From this setup, director Jake Syzmanski, whose credits include a long list of Funny or Die and "Saturday Night Live" segments, manages to turn out a series of set pieces that almost amounts to a real movie, albeit one whose go-to move is yelling for perceived comedic effect. Devine in particular seems to have been born without an inside voice, while Efron, now veteran of two "Neighbors" flicks, has some comedic chops that can't help but be overshadowed by his obnoxiously good looks. They're likable enough as the dolts who unwittingly brought in the two ticking time bombs to the gentile family event in paradise. Kendrick and Plaza, meanwhile, run the show. Kendrick's Alice, a nervous sort of rogue, is still recouping from getting dumped at the altar; Plaza's Tatiana is the unflappable alpha who keeps up the coquettish schoolteacher act between burning spliffs in bed and swatting away Mike's advances.
As it is an American wedding comedy, one that would like to be shown on cable in its afterlife, "Mike and Dave" takes a tour of all things raunchy and slapstick before domesticating itself into a movie where people learn actual lessons. (Tops on the list: If you look around and realize everything you touch turns to fireworks ash and/or family infighting, maybe a moment of self-reflection is in order.) And while it cranks up the part of the bride (Sugar Lyn Beard) to a tinny roar, the script loses the groom (Sam Richardson) in a straight-man role that should have produced at least a single laugh.

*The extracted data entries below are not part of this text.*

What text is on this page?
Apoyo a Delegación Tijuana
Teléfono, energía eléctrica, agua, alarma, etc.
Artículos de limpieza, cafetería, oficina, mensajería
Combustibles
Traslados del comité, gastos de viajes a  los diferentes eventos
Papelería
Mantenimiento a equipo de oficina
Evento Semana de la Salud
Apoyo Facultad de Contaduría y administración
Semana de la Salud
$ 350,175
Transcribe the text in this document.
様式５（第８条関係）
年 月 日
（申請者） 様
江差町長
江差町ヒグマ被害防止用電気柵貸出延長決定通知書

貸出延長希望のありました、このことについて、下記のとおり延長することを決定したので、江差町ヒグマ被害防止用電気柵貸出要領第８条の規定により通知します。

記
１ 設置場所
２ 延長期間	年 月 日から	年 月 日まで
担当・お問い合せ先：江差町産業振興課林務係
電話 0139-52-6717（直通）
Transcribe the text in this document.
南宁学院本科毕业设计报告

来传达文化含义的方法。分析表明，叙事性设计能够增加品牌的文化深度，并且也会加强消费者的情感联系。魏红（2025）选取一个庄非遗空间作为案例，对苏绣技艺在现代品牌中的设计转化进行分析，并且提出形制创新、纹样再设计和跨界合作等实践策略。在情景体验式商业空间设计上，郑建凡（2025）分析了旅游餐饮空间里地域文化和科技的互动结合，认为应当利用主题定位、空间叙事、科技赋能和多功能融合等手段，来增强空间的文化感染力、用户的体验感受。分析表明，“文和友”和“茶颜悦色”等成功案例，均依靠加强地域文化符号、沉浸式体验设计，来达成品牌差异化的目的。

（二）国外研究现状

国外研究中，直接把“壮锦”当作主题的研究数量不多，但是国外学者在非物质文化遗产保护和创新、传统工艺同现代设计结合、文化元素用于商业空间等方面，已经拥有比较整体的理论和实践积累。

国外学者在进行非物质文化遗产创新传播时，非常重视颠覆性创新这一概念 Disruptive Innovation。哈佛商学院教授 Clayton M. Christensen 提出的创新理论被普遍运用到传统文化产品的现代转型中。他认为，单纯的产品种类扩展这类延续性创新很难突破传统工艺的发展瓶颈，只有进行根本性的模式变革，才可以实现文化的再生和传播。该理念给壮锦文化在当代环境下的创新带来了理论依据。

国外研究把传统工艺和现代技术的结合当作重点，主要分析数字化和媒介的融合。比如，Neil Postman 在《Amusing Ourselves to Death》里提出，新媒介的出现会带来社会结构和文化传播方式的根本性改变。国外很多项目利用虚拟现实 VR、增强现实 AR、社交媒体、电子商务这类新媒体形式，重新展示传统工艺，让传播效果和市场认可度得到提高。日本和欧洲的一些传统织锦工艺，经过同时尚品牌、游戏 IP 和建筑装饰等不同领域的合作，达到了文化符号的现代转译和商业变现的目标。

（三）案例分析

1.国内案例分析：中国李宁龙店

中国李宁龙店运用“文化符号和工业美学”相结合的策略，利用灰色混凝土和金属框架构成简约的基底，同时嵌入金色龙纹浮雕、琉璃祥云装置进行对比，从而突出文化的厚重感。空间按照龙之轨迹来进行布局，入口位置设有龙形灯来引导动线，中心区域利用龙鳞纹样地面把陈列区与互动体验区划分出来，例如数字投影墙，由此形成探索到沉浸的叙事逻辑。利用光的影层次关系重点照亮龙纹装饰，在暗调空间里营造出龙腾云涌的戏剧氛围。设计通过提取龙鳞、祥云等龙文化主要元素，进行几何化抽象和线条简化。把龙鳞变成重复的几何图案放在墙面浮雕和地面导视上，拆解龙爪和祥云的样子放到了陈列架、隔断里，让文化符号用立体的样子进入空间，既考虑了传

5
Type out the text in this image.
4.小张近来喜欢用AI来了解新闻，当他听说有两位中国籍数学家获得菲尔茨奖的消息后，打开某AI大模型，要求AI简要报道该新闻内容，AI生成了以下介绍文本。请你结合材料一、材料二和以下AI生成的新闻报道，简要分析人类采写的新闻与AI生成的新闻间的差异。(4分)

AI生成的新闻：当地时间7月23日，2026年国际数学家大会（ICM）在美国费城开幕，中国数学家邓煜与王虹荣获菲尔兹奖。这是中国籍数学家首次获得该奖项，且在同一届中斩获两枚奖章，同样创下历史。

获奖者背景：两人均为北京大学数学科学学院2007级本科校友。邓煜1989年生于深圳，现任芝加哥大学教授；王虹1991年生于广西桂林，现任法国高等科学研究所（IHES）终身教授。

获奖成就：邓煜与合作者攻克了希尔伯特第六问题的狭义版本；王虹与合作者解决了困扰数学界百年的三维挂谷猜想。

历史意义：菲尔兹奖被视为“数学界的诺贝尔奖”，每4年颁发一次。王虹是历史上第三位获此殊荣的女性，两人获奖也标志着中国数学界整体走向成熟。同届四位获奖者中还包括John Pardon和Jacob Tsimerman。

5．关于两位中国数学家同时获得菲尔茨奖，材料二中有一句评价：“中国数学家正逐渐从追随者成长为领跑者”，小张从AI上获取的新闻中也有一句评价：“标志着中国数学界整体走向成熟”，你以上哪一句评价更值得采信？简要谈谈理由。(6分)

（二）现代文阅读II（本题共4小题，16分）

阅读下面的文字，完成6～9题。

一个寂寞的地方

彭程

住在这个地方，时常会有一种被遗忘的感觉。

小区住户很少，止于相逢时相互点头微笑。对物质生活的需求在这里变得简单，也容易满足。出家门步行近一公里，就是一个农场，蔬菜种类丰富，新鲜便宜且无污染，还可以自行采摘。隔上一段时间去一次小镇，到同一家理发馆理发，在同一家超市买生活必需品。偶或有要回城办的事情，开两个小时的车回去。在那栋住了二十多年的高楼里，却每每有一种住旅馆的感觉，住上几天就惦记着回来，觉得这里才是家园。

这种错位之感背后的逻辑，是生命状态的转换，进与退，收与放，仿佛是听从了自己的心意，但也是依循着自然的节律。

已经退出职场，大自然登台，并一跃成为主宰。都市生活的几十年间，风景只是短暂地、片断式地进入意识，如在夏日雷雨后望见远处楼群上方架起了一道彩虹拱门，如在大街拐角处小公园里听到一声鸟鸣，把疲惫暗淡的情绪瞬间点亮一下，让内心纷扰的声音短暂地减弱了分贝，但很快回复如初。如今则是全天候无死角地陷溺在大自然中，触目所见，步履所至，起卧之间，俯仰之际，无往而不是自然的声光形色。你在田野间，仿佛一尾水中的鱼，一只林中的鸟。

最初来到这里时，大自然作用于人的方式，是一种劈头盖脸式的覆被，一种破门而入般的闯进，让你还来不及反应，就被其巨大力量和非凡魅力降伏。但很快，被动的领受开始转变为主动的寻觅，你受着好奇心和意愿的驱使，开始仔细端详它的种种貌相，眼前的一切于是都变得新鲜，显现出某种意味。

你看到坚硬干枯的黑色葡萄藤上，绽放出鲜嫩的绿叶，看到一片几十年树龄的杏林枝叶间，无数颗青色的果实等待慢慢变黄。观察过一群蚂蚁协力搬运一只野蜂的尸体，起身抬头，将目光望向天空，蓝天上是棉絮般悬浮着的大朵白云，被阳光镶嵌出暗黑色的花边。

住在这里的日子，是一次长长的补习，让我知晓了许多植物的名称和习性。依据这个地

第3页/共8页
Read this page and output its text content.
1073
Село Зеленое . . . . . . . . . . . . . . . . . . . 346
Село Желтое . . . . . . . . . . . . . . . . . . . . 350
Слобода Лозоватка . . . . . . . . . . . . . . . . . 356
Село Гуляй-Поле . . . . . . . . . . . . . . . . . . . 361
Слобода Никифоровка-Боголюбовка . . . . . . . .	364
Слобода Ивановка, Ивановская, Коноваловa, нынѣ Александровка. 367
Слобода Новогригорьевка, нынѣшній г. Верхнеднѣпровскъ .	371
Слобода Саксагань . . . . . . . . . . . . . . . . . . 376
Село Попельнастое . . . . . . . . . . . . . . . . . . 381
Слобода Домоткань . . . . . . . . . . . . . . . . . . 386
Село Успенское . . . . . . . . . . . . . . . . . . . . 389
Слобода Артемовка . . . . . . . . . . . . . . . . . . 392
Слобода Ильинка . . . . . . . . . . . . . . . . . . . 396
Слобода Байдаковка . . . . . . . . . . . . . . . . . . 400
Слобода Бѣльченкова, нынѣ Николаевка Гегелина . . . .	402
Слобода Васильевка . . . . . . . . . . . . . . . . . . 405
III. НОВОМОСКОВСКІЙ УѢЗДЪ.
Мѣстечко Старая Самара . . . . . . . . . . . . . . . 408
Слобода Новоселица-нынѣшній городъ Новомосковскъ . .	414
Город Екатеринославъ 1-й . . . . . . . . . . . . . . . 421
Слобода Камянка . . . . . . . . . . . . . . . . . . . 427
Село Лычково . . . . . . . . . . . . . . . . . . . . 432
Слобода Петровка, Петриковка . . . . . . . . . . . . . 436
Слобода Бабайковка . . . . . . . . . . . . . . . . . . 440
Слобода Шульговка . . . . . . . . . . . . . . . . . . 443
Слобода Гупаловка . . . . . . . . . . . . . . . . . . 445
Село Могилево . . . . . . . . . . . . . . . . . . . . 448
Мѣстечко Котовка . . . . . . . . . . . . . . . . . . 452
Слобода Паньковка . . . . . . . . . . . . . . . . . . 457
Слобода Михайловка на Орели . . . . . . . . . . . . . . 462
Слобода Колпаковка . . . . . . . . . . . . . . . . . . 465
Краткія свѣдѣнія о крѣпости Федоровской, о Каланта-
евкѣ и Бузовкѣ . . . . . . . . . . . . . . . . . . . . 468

What you can hand it: The cast seems to be just frickin' going for it, whatever it is. "Mike and Dave" is likable, if frivolous. But everyone in it is laying out as if it's the last acting job they're ever going to have. That means a lot of listening to people bray at one another at top volume. It also means the occasional snort-laugh through your nose, always great when you're on a date.